Initial results from testing xdelta3

Wed May 23 10:15:44 BST 2007

John Arbash Meinel wrote:
...

> 4) Compressing over history
> 
>    For this test, I extracted all 1427 revisions of builtins.py and
>    compressed each text against a ancestor/child.
>    The total size of the texts is about 130MB. As a data point, a
>    tar.bz2 of these is 5MB, and a tar.gz2 is 30MB.
>    The knit in my repository is 2.6MB, and if I rebuild it it caches at
>    approximately every 43rd revision for 1.6MB.
> 
>   child_to_parent_full_chain          477,349  7464ms
>   first_parent_to_child_full_chain 13,302,931 19448ms
>   parent_to_first_child_full_chain  2,989,493 10294ms
> 
> 
> The first mode should be having each text compressed against its LH 
> parent. The second is compressing each text to the first child that 
> claims it as a LH parent. And the last is compressing relative to the 
> first child that claims it as any of its parents.
> 
> a) We can get really good compression across the whole ancestry. (130MB
>    => 477KB is about 272:1)
> 
> b) For some reason compressing parents against their children is
>    actually worse than compressing children against their parents.
>    I would guess that extracting the child is best if it is a full text,
>    but it doesn't seem to save as much space.

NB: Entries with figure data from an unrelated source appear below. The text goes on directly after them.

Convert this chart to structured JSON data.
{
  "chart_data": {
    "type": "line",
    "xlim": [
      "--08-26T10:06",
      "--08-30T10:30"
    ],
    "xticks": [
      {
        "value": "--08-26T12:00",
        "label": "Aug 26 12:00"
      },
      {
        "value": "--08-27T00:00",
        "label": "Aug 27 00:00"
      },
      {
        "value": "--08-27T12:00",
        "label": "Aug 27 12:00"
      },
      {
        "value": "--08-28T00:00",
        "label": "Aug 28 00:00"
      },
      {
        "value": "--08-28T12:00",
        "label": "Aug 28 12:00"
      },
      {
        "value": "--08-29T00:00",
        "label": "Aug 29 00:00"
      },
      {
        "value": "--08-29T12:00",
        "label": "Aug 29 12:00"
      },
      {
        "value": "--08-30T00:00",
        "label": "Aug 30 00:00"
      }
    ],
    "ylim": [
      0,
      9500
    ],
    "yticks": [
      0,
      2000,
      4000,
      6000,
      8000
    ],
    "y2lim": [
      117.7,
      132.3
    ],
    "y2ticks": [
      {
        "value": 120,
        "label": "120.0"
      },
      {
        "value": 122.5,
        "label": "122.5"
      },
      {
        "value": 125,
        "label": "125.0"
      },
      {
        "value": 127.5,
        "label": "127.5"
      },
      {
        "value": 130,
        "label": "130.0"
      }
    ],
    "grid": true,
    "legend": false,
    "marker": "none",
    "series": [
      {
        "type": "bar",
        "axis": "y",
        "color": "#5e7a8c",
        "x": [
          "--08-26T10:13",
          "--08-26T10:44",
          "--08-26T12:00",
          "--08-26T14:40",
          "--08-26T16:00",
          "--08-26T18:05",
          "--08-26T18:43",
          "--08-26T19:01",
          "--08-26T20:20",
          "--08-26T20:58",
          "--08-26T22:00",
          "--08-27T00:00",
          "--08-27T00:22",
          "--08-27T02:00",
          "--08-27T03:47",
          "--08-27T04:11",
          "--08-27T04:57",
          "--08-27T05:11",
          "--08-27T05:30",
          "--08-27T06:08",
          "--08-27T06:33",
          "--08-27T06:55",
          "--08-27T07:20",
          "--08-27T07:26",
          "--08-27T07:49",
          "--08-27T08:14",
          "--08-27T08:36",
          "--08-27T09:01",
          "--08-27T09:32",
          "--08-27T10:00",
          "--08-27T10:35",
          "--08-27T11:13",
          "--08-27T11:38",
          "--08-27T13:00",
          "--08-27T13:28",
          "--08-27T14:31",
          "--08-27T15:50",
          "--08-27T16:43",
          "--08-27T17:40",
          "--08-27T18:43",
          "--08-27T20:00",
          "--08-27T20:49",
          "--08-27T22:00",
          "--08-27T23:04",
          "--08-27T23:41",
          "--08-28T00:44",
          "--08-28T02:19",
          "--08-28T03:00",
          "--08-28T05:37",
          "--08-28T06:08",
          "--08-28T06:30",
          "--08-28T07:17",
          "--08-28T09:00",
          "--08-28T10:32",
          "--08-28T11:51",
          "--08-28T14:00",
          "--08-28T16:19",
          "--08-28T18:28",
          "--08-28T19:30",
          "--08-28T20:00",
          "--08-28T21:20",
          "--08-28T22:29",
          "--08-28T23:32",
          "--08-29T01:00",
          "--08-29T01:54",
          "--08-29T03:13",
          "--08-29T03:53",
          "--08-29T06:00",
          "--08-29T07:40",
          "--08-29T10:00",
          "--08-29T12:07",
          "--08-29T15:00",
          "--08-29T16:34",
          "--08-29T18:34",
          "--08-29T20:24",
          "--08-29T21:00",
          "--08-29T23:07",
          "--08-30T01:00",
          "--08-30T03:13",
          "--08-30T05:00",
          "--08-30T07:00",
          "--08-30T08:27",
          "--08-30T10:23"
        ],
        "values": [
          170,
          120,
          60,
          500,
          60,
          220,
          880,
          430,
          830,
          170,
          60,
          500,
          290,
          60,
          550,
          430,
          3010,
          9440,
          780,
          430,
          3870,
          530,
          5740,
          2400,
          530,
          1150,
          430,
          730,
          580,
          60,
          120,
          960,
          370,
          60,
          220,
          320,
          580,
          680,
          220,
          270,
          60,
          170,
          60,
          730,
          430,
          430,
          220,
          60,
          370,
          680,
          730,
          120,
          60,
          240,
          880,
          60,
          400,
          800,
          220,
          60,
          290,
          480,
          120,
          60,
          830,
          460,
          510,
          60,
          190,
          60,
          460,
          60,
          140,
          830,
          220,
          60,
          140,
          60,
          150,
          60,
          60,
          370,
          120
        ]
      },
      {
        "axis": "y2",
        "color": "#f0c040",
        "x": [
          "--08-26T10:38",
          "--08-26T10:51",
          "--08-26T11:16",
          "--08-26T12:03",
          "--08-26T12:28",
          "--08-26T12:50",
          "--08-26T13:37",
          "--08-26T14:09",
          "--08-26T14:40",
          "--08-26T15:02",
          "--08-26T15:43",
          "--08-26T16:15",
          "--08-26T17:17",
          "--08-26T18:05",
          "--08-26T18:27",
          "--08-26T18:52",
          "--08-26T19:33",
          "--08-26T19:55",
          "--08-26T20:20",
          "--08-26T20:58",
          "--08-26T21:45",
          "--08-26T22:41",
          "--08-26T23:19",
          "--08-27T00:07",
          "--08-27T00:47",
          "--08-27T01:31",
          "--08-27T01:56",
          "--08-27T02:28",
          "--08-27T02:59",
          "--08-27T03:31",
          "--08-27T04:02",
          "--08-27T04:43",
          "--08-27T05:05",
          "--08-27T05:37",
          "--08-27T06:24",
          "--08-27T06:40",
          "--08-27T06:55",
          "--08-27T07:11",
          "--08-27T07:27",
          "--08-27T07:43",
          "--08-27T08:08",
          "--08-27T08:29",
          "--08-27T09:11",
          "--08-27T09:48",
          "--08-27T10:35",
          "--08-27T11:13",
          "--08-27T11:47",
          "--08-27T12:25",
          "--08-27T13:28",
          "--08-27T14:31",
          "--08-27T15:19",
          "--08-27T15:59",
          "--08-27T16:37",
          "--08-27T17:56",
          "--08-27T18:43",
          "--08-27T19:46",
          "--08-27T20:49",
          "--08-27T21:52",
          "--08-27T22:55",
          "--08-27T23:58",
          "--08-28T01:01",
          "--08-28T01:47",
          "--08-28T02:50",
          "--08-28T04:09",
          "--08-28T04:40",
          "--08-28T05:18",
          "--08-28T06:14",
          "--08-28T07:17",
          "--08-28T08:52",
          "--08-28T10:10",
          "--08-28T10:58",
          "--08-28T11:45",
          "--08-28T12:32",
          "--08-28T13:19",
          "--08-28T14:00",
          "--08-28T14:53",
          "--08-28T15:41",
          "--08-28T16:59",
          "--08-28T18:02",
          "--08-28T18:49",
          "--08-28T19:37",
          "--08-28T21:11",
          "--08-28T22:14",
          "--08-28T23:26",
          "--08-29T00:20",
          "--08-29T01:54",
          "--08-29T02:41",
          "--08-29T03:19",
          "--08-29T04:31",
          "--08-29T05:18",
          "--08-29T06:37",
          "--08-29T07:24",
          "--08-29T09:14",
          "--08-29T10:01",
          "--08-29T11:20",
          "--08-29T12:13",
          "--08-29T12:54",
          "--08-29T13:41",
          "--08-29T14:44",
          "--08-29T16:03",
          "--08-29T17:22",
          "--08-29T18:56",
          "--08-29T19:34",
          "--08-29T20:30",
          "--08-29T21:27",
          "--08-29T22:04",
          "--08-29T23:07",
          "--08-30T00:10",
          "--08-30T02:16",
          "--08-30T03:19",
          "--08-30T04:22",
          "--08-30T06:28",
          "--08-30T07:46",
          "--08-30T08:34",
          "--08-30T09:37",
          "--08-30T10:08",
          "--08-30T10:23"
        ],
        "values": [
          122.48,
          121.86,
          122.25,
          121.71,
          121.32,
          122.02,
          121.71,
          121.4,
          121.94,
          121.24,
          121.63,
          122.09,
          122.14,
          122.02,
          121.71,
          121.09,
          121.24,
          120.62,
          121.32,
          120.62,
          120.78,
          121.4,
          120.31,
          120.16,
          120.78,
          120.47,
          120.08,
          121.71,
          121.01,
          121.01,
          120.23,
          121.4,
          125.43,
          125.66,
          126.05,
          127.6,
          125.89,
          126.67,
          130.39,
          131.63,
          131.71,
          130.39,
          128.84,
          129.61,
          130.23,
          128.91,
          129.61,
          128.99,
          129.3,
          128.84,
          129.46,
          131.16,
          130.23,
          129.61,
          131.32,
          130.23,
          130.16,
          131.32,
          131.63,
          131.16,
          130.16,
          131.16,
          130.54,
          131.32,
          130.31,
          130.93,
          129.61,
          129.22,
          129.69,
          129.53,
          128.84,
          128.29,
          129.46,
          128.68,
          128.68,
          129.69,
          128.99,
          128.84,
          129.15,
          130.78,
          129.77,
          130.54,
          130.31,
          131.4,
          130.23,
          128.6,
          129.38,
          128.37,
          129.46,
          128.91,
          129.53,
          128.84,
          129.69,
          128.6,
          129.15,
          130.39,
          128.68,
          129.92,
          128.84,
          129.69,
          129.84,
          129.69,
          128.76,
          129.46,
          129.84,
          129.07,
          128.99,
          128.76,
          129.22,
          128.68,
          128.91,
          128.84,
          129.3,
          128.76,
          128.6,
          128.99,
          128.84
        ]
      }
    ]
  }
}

I did a small update to the tests, and I'm convinced that my code is 
somehow picking very sub-optimal bases. I thought what I was doing was 
logical, but when I changed the code to do both ways (pseudocode):

forward = encode(target, base)
backward = encode(base, target)

Then I dropped from a final size of 477KB to a final size of 273KB 
(almost another 2x).

So I'll need to investigate what is going on a bit more. And in the 
short term, it seems that compressing parents relative to children 
really does give better results than children relative to parents.

John
=:->